What’s interesting to me is how he approaches legal code in the same way a hacker approaches computer code: pouring over the details, looking for a bug -- a mistake -- leading to an exploitable vulnerability. And this was in the days before you could do any research online. He’s spending days in the law school library.
This is exactly the sort of thing I am writing about in A Hacker’s Mind. Legal code isn’t the same as computer code, but it’s a series of rules with inputs and outputs. And just like computer code, legal code has bugs. And some of those bugs are also vulnerabilities. And some of those vulnerabilities can be exploited -- just as Mitnick learned.
i miss techtv every single day. found a trove of old screen savers episodes i put in a youtube playlist that i sometimes watch to scratch the itch. what a magical time to be alive
I read tons TXTs in the 90s that sparked an interest in how-things-work and eventually lead to a career in software.

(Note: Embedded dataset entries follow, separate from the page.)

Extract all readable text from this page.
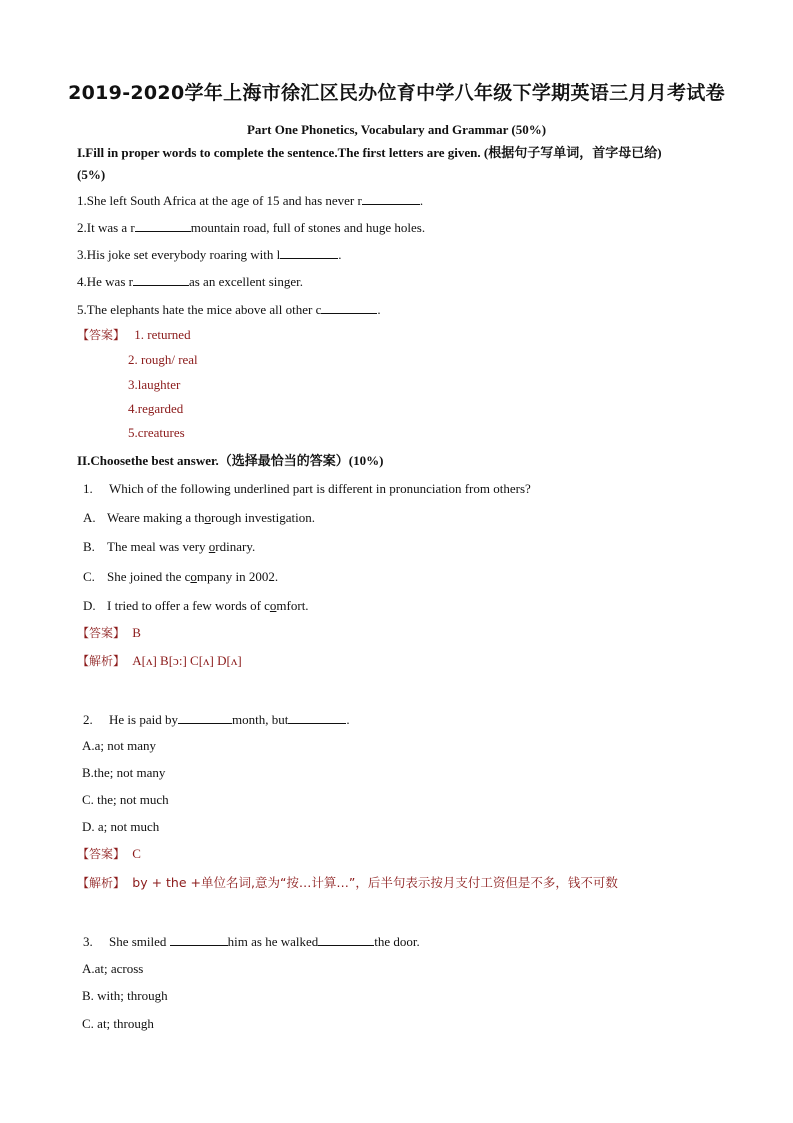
2019-2020学年上海市徐汇区民办位育中学八年级下学期英语三月月考试卷
Part One Phonetics, Vocabulary and Grammar (50%)
I.Fill in proper words to complete the sentence.The first letters are given. (根据句子写单词，首字母已给)
(5%)
1.She left South Africa at the age of 15 and has never r	.
2.It was a r	mountain road, full of stones and huge holes.
3.His joke set everybody roaring with l	.
4.He was r	as an excellent singer.
5.The elephants hate the mice above all other c	.
【答案】 1. returned
2. rough/ real
3.laughter
4.regarded
5.creatures
II.Choosethe best answer.（选择最恰当的答案）(10%)
1. Which of the following underlined part is different in pronunciation from others?
A. Weare making a thorough investigation.
B. The meal was very ordinary.
C. She joined the company in 2002.
D. I tried to offer a few words of comfort.
【答案】 B
【解析】 A[ʌ] B[ɔ:] C[ʌ] D[ʌ]
2. He is paid by	month, but	.
A.a; not many
B.the; not many
C. the; not much
D. a; not much
【答案】 C
【解析】 by + the +单位名词,意为“按…计算…”，后半句表示按月支付工资但是不多，钱不可数
3. She smiled	him as he walked	the door.
A.at; across
B. with; through
C. at; through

People like him really change lives.
https://youtu.be/rcWByfwkf4k?t=894 first learned about the dude way back when i was in high school via his interview with kevin rose, way before youtube was really a thing, proceeded to read the art of deception and the art of intrusion and just like. a lot of that and the other videos this was a part of got me started in all the things i do with computers now. this is gonna sting for a while i think
Thanks for sharing that. It was good to watch the interview again and also be transported to a very nostalgic place, I haven't seen or thought of The Broken in a long time.
That's fucking tragic. Makes me want to whip out the ole Hacker Manifesto.
Kids will never again know the fun of dealing with long distance calling plans and the barely usable international calling that used to cost half you rent for a 15 minute conversation.